BANGALORE (Reuters) - The threat of deflation across the euro zone is more serious than the European Central Bank claims, as austerity imposed on peripheral economies is already pushing prices lower, a Reuters poll of forecasters found on Thursday.
The ECB has played down the possibility of deflation in the 18-member bloc. But 22 of 46 economists, polled Feb 7-13, rated the risk as “somewhat serious” and eight said it was “serious.” Fourteen said it was not serious and 2 said it was non-existent.
A growing minority now say the central bank is underestimating the threat but these economists don’t have enough conviction yet to turn risks into actual forecasts.
The consensus view still points to inflation averaging 1.0 percent this year, unchanged from last month’s survey, albeit well below the ECB’s preferred 2 percent ceiling.
“Since Mario Draghi has said subdued inflation will persist for some time, we can infer that he has in effect suspended the close to, but below, 2 percent inflation objective,” said James Shugg, economist at Westpac.
“The dominating issue has been how the ECB should respond to falling inflation.”
In November, the ECB surprised most forecasters and investors by cutting the refinancing rate to a new record low of 0.25 percent.
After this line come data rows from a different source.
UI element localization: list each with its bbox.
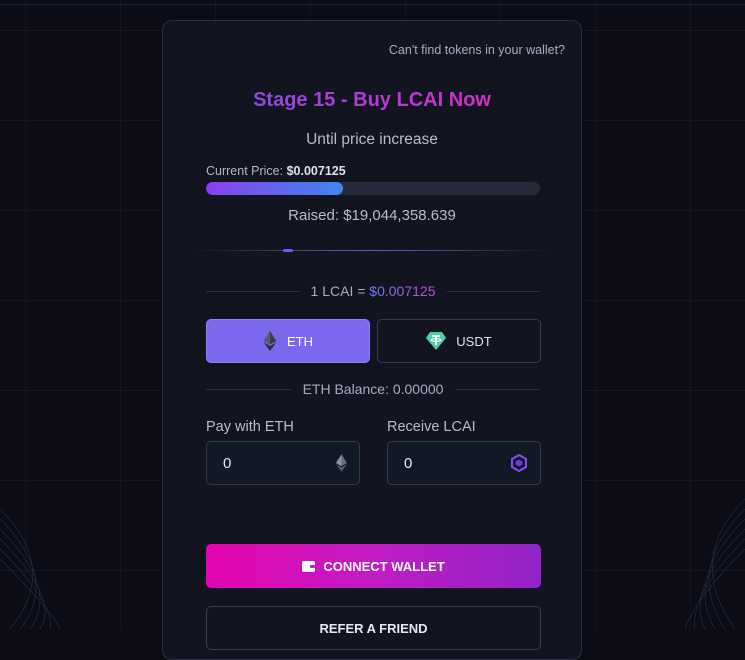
rate-text: 1 LCAI = $0.007125 xyxy=(311,283,436,299)
tab-usdt[interactable]: USDT xyxy=(377,319,541,363)
ethereum-icon xyxy=(263,331,277,351)
wave-decoration-right xyxy=(684,498,745,629)
rate-value: $0.007125 xyxy=(369,283,436,299)
current-price-value: $0.007125 xyxy=(286,164,346,178)
pay-amount-input[interactable] xyxy=(221,453,305,473)
rate-prefix: 1 LCAI = xyxy=(310,283,370,299)
refer-a-friend-label: REFER A FRIEND xyxy=(319,620,428,636)
section-divider xyxy=(193,250,551,251)
stage-title: Stage 15 - Buy LCAI Now xyxy=(163,89,581,112)
tab-usdt-label: USDT xyxy=(456,333,492,349)
raise-progress-bar xyxy=(206,182,540,195)
tether-icon xyxy=(426,332,447,350)
tab-eth[interactable]: ETH xyxy=(206,319,370,363)
current-price-label: Current Price: xyxy=(206,164,284,178)
receive-amount-input[interactable] xyxy=(402,453,486,473)
top-divider xyxy=(0,4,745,5)
receive-label: Receive LCAI xyxy=(387,419,476,435)
connect-wallet-label: CONNECT WALLET xyxy=(323,558,445,574)
pay-amount-field xyxy=(206,441,360,485)
rate-rule-left xyxy=(206,290,299,292)
balance-rule-left xyxy=(206,388,291,390)
raise-progress-fill xyxy=(206,182,343,195)
lcai-token-icon xyxy=(510,454,528,472)
pay-label: Pay with ETH xyxy=(206,419,294,435)
connect-wallet-button[interactable]: CONNECT WALLET xyxy=(206,544,541,588)
wave-decoration-left xyxy=(0,508,61,629)
raised-amount: Raised: $19,044,358.639 xyxy=(288,207,456,224)
divider-glow-dot xyxy=(283,249,293,252)
refer-a-friend-button[interactable]: REFER A FRIEND xyxy=(206,606,541,650)
cant-find-tokens-link[interactable]: Can't find tokens in your wallet? xyxy=(389,43,565,57)
balance-text: ETH Balance: 0.00000 xyxy=(302,381,444,397)
current-price: Current Price: $0.007125 xyxy=(206,164,346,178)
receive-amount-field xyxy=(387,441,541,485)
wallet-icon xyxy=(302,560,316,572)
balance-rule-right xyxy=(455,388,540,390)
until-price-increase: Until price increase xyxy=(306,131,438,148)
exchange-rate: 1 LCAI = $0.007125 xyxy=(206,283,541,299)
rate-rule-right xyxy=(447,290,541,292)
eth-balance: ETH Balance: 0.00000 xyxy=(206,381,540,397)
ethereum-icon xyxy=(336,454,347,472)
presale-card: Can't find tokens in your wallet? Stage … xyxy=(162,20,582,660)
tab-eth-label: ETH xyxy=(287,333,313,349)
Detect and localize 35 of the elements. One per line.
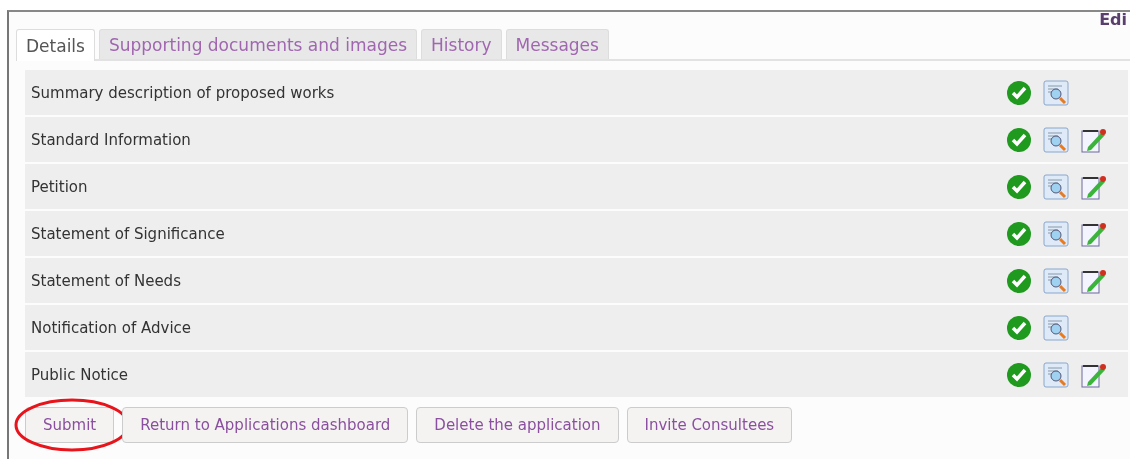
notepad-pencil-icon[interactable] (1080, 126, 1106, 153)
tab[interactable]: Details (16, 29, 95, 61)
section-label: Public Notice (31, 365, 130, 384)
section-label: Statement of Significance (31, 224, 226, 243)
document-magnifier-icon[interactable] (1043, 173, 1069, 200)
notepad-pencil-icon[interactable] (1080, 220, 1106, 247)
notepad-pencil-icon[interactable] (1080, 173, 1106, 200)
action-button[interactable]: Return to Applications dashboard (122, 407, 409, 443)
checkmark-icon (1006, 314, 1032, 341)
document-magnifier-icon[interactable] (1043, 267, 1069, 294)
checkmark-icon (1006, 173, 1032, 200)
action-button[interactable]: Invite Consultees (626, 407, 793, 443)
tab[interactable]: Supporting documents and images (98, 29, 418, 59)
section-label: Notification of Advice (31, 318, 193, 337)
document-magnifier-icon[interactable] (1043, 314, 1069, 341)
checkmark-icon (1006, 79, 1032, 106)
notepad-pencil-icon[interactable] (1080, 361, 1106, 388)
tab[interactable]: History (421, 29, 502, 59)
tab[interactable]: Messages (505, 29, 609, 59)
section-label: Summary description of proposed works (31, 83, 336, 102)
checkmark-icon (1006, 361, 1032, 388)
checkmark-icon (1006, 220, 1032, 247)
document-magnifier-icon[interactable] (1043, 79, 1069, 106)
section-label: Standard Information (31, 130, 192, 149)
edit-link[interactable]: Edi (1099, 10, 1127, 29)
section-label: Statement of Needs (31, 271, 182, 290)
checkmark-icon (1006, 126, 1032, 153)
document-magnifier-icon[interactable] (1043, 126, 1069, 153)
notepad-pencil-icon[interactable] (1080, 267, 1106, 294)
section-label: Petition (31, 177, 89, 196)
checkmark-icon (1006, 267, 1032, 294)
document-magnifier-icon[interactable] (1043, 220, 1069, 247)
action-button[interactable]: Delete the application (416, 407, 619, 443)
document-magnifier-icon[interactable] (1043, 361, 1069, 388)
action-button[interactable]: Submit (25, 407, 115, 443)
The deposit rate is already at zero.
The challenge now for the ECB is finding ammunition to address further falls in inflation.
Indeed, after pumping over one trillion euros worth of cheap loans into the banking system and having hardly any rate left to cut, respondents in the poll say the ECB’s options are limited.
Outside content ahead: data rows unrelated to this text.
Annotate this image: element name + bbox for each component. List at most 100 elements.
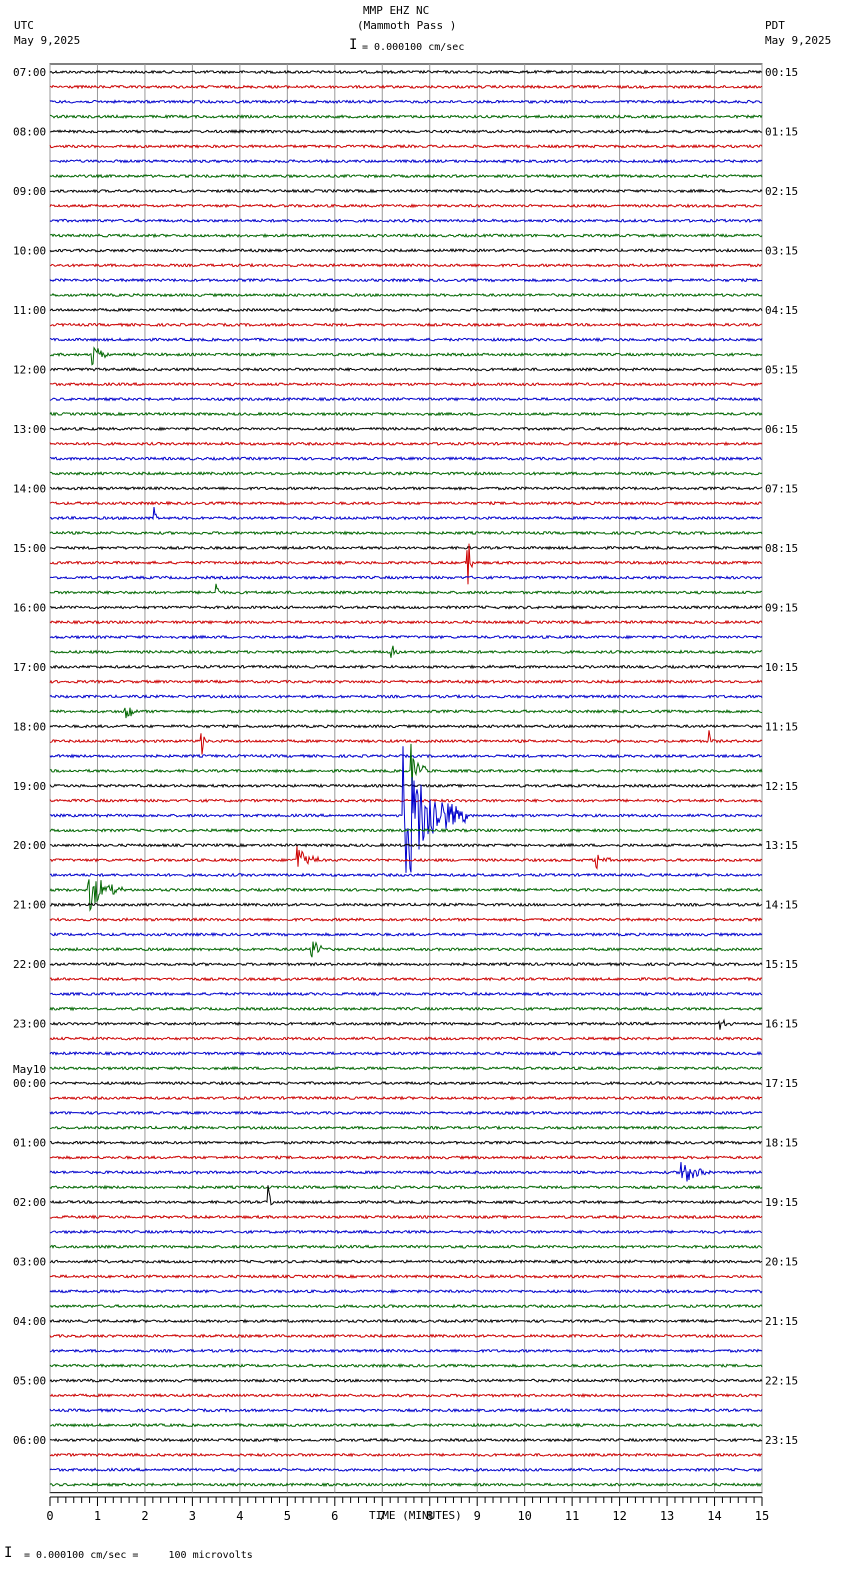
trace-line xyxy=(49,507,763,521)
trace-line xyxy=(49,1125,763,1131)
utc-hour-label: 23:00 xyxy=(13,1018,46,1031)
trace-line xyxy=(49,1162,763,1182)
utc-hour-label: 08:00 xyxy=(13,125,46,138)
trace-line xyxy=(49,941,763,958)
trace-line xyxy=(49,366,763,372)
trace-line xyxy=(49,1467,763,1473)
trace-line xyxy=(49,128,763,134)
trace-line xyxy=(49,346,763,366)
utc-hour-label: 16:00 xyxy=(13,601,46,614)
x-tick-label: 3 xyxy=(189,1509,196,1523)
pdt-hour-label: 18:15 xyxy=(765,1137,798,1150)
utc-hour-label: 15:00 xyxy=(13,542,46,555)
trace-line xyxy=(50,292,763,298)
trace-line xyxy=(49,426,763,432)
trace-line xyxy=(49,976,763,982)
utc-hour-label: 12:00 xyxy=(13,363,46,376)
utc-hour-label: 07:00 xyxy=(13,66,46,79)
utc-hour-label: 03:00 xyxy=(13,1256,46,1269)
pdt-hour-label: 07:15 xyxy=(765,482,798,495)
trace-line xyxy=(49,1303,763,1309)
pdt-hour-label: 23:15 xyxy=(765,1434,798,1447)
utc-hour-label: 05:00 xyxy=(13,1375,46,1388)
x-tick-label: 8 xyxy=(426,1509,433,1523)
plot-frame xyxy=(49,63,763,1494)
trace-line xyxy=(49,69,763,75)
x-tick-label: 9 xyxy=(474,1509,481,1523)
trace-line xyxy=(49,247,763,253)
pdt-hour-label: 14:15 xyxy=(765,899,798,912)
pdt-hour-label: 08:15 xyxy=(765,542,798,555)
trace-line xyxy=(49,842,763,848)
trace-line xyxy=(49,1378,763,1383)
pdt-hour-label: 11:15 xyxy=(765,720,798,733)
trace-line xyxy=(49,730,763,755)
pdt-hour-label: 19:15 xyxy=(765,1196,798,1209)
pdt-hour-label: 12:15 xyxy=(765,780,798,793)
trace-line xyxy=(49,500,763,506)
trace-line xyxy=(49,693,763,700)
trace-line xyxy=(49,1437,763,1443)
x-tick-label: 2 xyxy=(141,1509,148,1523)
trace-line xyxy=(49,470,763,476)
trace-line xyxy=(49,961,763,967)
trace-line xyxy=(49,1214,763,1220)
trace-line xyxy=(49,1095,763,1101)
trace-line xyxy=(49,1110,763,1116)
utc-hour-label: 18:00 xyxy=(13,720,46,733)
trace-line xyxy=(49,158,763,164)
trace-line xyxy=(49,746,763,873)
pdt-hour-label: 20:15 xyxy=(765,1256,798,1269)
pdt-hour-label: 04:15 xyxy=(765,304,798,317)
trace-line xyxy=(49,99,763,105)
pdt-hour-label: 05:15 xyxy=(765,363,798,376)
trace-line xyxy=(49,879,763,912)
trace-line xyxy=(49,723,763,729)
trace-line xyxy=(49,1333,763,1339)
utc-hour-label: 02:00 xyxy=(13,1196,46,1209)
trace-line xyxy=(49,84,763,90)
utc-hour-label: 13:00 xyxy=(13,423,46,436)
trace-line xyxy=(49,645,762,658)
utc-hour-label: 20:00 xyxy=(13,839,46,852)
trace-line xyxy=(49,1318,763,1324)
trace-line xyxy=(49,381,763,387)
trace-line xyxy=(49,1288,763,1294)
trace-line xyxy=(49,485,763,491)
utc-hour-label: 04:00 xyxy=(13,1315,46,1328)
trace-line xyxy=(49,322,763,328)
trace-line xyxy=(49,203,763,209)
x-tick-label: 0 xyxy=(46,1509,53,1523)
trace-line xyxy=(49,1452,762,1458)
x-tick-label: 4 xyxy=(236,1509,243,1523)
trace-line xyxy=(49,872,763,878)
utc-hour-label: 22:00 xyxy=(13,958,46,971)
pdt-hour-label: 15:15 xyxy=(765,958,798,971)
trace-line xyxy=(49,456,762,462)
trace-line xyxy=(49,604,763,610)
trace-line xyxy=(49,1229,763,1235)
trace-line xyxy=(49,753,762,759)
trace-line xyxy=(49,1348,763,1354)
x-tick-label: 1 xyxy=(94,1509,101,1523)
trace-line xyxy=(49,411,763,417)
trace-line xyxy=(49,798,763,804)
trace-line xyxy=(49,218,763,224)
pdt-hour-label: 01:15 xyxy=(765,125,798,138)
trace-line xyxy=(49,619,763,625)
utc-hour-label: 14:00 xyxy=(13,482,46,495)
utc-hour-label: 09:00 xyxy=(13,185,46,198)
utc-hour-label: 19:00 xyxy=(13,780,46,793)
trace-line xyxy=(49,1184,763,1190)
pdt-hour-label: 06:15 xyxy=(765,423,798,436)
trace-line xyxy=(49,173,763,179)
trace-line xyxy=(49,1363,763,1369)
trace-line xyxy=(49,232,763,239)
trace-line xyxy=(49,1080,763,1086)
trace-line xyxy=(49,1036,763,1041)
trace-line xyxy=(49,1155,763,1160)
trace-line xyxy=(49,262,763,268)
trace-line xyxy=(49,1392,763,1398)
utc-hour-label: 21:00 xyxy=(13,899,46,912)
trace-line xyxy=(49,530,763,536)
Only three economists expect the ECB to cut its deposit rate below zero - charging banks for keeping money with it.
That comes despite the fact policymakers have suggested it is a step the ECB could take to nudge banks into lending money instead of hoarding it.
ECB Executive Board member Benoit Coeure told the Reuters Euro Zone Summit on Wednesday that a deposit rate cut “is something we are considering very seriously. But you should not expect too much of it”.
The five member countries with the weakest inflation - Greece, Cyprus, Portugal, Spain and Ireland - are those that had to take some form of bailout and with it painful austerity programs.
In Greece, prices fell by 1.8 percent in December on a year ago. In the euro zone as a whole, prices rose 0.7 percent in January, according to preliminary estimates, down from 0.8 percent in December.
Unemployment in these economies has soared as a result of spending cuts, further denting consumer demand. In Spain, the euro zone’s fourth largest economy, unemployment runs at 26 percent.
ECB policymakers have dismissed any risk of the bloc entering the vicious cycle of falling prices which pushes consumers to postpone spending, in turn sending prices lower.
A separate ECB survey of professional forecasters published on Thursday also predicted a low risk of outright deflation over the next five years.
“Although the most likely scenario is that euro area-wide deflation will be avoided, the concern around low inflation there is not unwarranted,” Goldman Sachs economists wrote.
Economists also left their estimates for 2014 and 2015 gross domestic product growth unchanged form the last poll at 1.0 and 1.4 percent.